The Search configuration searches the full text of each document in the index. This uses the Lucene query syntax to return documents. For a simple search query, just enter a word or phrase (enclosed in quotes "") in the Search editor. Grooper will return a list of any documents with that word or phrase in their text data.


Lucene also supports several advanced querying features, including:

  • Wildcard searches: ? and *
    Use ? for a single wildcard character and * for multiple wildcard characters.
  • Fuzzy matching: searchTerm~
    Fuzzy search can only be applied to terms. Fuzzy searched phrases should not be enclosed in quotes. Azure's full fuzzy search documentation can be found here: https://learn.microsoft.com/en-us/azure/search/search-query-fuzzy
  • Regular expression matching: \regex\
    Enclose a regex pattern in backslashes to incorporate it into the Lucene query. For example, \\d{3}[a-z]\
  • Boolean operators: AND OR NOT
    Boolean operators can help improve the precision of search query.
  • Field searching: fieldName:searchExpression
    Search built in fields and extracted Data Model values. For example, Invoice_No:8* would return any document whose extracted "Invoice No" field started with the number "8"

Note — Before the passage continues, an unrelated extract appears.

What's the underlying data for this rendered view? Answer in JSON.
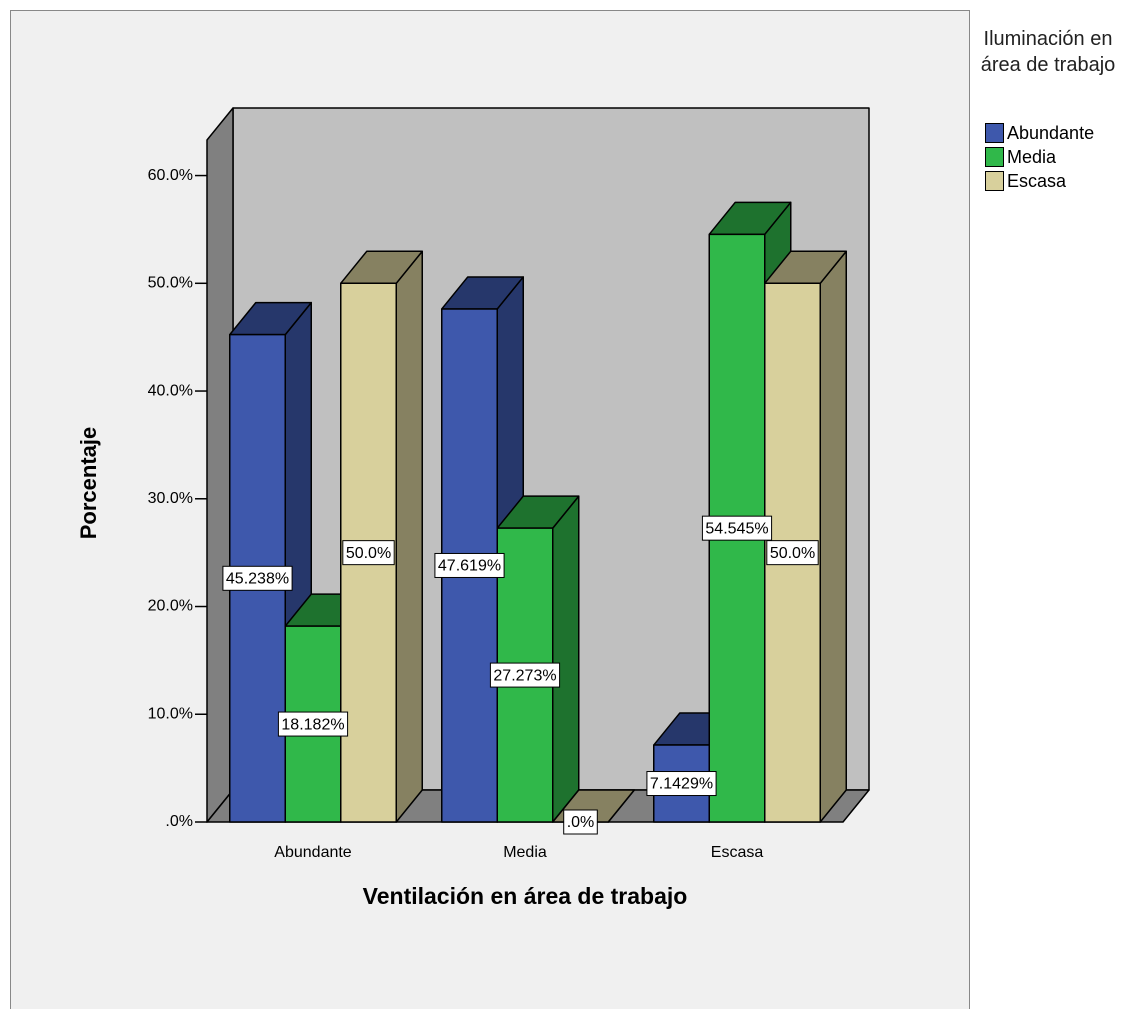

Azure's full documentation of Lucene query syntax can be found here: https://learn.microsoft.com/en-us/azure/search/query-lucene-syntax

Filter

First you search, then you filter. The Filter parameter specifies criteria for documents to be included or excluded from the search results. This gives users an excellent mechanism to further fine tune their search query. Commonly, users will want to filter a search set based on the field values. Both built in index fields and/or values extracted from a Data Model can be incorporated into the filter criteria.

Azure AI Search uses the OData syntax to define filter expressions. Azure's full OData syntax documentation can be found here: https://learn.microsoft.com/en-us/azure/search/search-query-odata-filter

Select

The Select parameter defines what field data is returned in the result list. You can select any of the built in fields or Data Elements defined in the Indexing Behavior. This can be exceptionally helpful when navigating indexes with a large number of fields. Multiple fields can be selected using a comma separated list (e.g. Field1,Field2,Field3)

Order By

Order By is an optional parameter that will define how the search results are sorted.

  • Any field in the index can be used to sort results.
  • The field's value type will determine how items are sorted.
    • String values are sorted alphabetically.
    • Datetime values are sorted by oldest or newest date.
    • Numerical value types are sorted smallest to largest or largest to smallest.
  • Sort order can be ascending or descending.
    • Add asc after the field's name to sort in ascending order. This is the default direction.
    • Add desc after the field's name to sort in ascending order.
  • Multiple fields may be used to sort results.
    • Separate each sort expression with a comma (e.g. Field1 desc,Field2)
    • The leftmost field will be used to sort the full result list first, then it's sub-sorted by the next, then sub-sub-sorted by the next, and so on.